Kristin L. Matthews, co-curator of the Museum of Art’s “America at War” exhibit, spoke to students about war propaganda and its reflection of American culture and traced how American thought has evolved over the last hundred years.
“Each illustration tells a story that is a part of the greater American tale, and I am not talking about the one with mice,” Matthews said.
War propaganda appeals to three themes: fear, duty and nostalgia.
Images can evoke a fear of oppression, violence or destruction; many war pictures used women and children to evoke fear.
“[Women and children] were used to represent the most vulnerable, innocent and virtuous members of society,” Matthews said.
Images of fear were used in support of world wars and opposing the Vietnam War. During the Vietnam War, artists created fear from the inside. They painted a fear of America being crippled by war.
“The cost of war became something to fear,” Matthews said. “[America] feared losing its soldiers, its greatness and its values.”
Duty was used differently between the world wars, Vietnam and the current war in the Middle East. During the world wars, Americans had a duty to family, God and country. This duty was a justification for sacrifice. During the Vietnam War, “Artists for Victory” became “Artists Against the War.”
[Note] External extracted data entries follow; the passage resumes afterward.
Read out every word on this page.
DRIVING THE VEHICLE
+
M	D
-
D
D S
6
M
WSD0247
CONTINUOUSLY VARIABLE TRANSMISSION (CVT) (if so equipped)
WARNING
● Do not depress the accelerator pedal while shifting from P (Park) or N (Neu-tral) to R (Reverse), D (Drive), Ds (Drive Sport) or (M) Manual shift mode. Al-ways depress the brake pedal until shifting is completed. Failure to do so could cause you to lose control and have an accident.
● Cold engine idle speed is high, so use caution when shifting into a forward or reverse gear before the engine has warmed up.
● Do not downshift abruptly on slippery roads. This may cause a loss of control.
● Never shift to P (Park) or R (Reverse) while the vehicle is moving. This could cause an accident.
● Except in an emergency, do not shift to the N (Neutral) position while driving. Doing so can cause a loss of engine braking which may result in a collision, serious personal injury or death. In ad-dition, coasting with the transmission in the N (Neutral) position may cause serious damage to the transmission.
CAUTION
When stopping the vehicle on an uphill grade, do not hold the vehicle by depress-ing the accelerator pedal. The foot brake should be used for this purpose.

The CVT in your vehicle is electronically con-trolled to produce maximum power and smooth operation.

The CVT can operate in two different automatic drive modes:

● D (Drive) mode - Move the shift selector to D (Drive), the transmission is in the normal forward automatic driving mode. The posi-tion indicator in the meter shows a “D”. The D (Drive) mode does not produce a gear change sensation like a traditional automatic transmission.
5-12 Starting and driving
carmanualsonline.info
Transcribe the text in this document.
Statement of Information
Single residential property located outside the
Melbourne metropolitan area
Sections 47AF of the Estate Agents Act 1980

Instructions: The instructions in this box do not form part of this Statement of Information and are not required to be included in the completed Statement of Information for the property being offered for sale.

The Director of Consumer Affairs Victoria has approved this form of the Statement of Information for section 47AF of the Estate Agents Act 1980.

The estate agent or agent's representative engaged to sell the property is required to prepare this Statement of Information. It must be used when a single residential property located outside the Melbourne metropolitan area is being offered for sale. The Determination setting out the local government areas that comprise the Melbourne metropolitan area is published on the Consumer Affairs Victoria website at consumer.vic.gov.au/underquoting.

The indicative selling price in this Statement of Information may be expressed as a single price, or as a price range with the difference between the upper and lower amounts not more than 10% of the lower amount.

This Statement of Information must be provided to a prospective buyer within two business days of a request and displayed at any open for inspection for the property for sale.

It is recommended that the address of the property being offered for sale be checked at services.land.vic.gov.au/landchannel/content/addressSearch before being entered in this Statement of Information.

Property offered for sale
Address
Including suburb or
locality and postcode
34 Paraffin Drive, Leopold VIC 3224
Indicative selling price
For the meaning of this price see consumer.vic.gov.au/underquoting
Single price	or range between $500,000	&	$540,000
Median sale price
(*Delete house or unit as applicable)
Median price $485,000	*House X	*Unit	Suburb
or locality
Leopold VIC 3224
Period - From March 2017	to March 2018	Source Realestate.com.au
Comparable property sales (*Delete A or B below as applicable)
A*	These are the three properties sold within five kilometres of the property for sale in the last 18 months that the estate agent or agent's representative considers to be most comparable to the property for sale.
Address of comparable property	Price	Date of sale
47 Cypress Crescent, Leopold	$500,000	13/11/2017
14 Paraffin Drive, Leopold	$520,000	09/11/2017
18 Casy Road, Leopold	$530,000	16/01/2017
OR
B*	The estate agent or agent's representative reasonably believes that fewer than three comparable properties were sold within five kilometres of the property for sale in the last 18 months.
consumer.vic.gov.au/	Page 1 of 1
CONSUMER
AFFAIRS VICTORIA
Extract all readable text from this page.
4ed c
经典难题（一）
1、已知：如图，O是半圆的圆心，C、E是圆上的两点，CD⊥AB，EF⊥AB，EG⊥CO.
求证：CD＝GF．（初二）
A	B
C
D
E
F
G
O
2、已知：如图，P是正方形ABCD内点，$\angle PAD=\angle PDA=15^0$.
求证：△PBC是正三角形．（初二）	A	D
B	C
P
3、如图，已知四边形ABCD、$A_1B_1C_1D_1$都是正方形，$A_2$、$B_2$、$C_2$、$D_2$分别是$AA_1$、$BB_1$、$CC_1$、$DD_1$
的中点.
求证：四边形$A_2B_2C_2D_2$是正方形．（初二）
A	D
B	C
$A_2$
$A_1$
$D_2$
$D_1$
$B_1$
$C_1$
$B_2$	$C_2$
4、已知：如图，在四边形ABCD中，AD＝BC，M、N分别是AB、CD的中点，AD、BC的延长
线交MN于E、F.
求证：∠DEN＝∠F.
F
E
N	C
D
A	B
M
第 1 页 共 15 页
“America’s duty was either to come up with a good plan or get out,” Matthews said.
After 9/11, Matthews, as a war historian, began conserving and saving metal and plastic as would have been expected during earlier wars. Instead, Americans were asked to spend money to enhance the economy to help the war efforts.
Nostalgia creates a shared past and motivates people to defend that shared past.
“It is an ideal toward which Americans are always striving,” Matthews said.
Norman Rockwell’s “Four Freedoms” posters are examples of nostalgia used in propaganda. The posters represented freedom of speech, freedom of worship, freedom from fear and freedom from want.
“[The posters say] here is what America always stood for, and here is what needs to be protected,” Matthews said. “It attempts to invoke in the viewer a desire to return to that.”
While the themes stay the same, the subjects change throughout the years.
“America is not a static nation, but one that is always wrestling with itself and its national identity,” Matthews said. “Nation-building and democracy are a process.”
Artists and propagandists played a critical role in defining and evolving democracy.
“[Artists] reaffirmed the very principles of democracy they were struggling to protect,” Matthews said.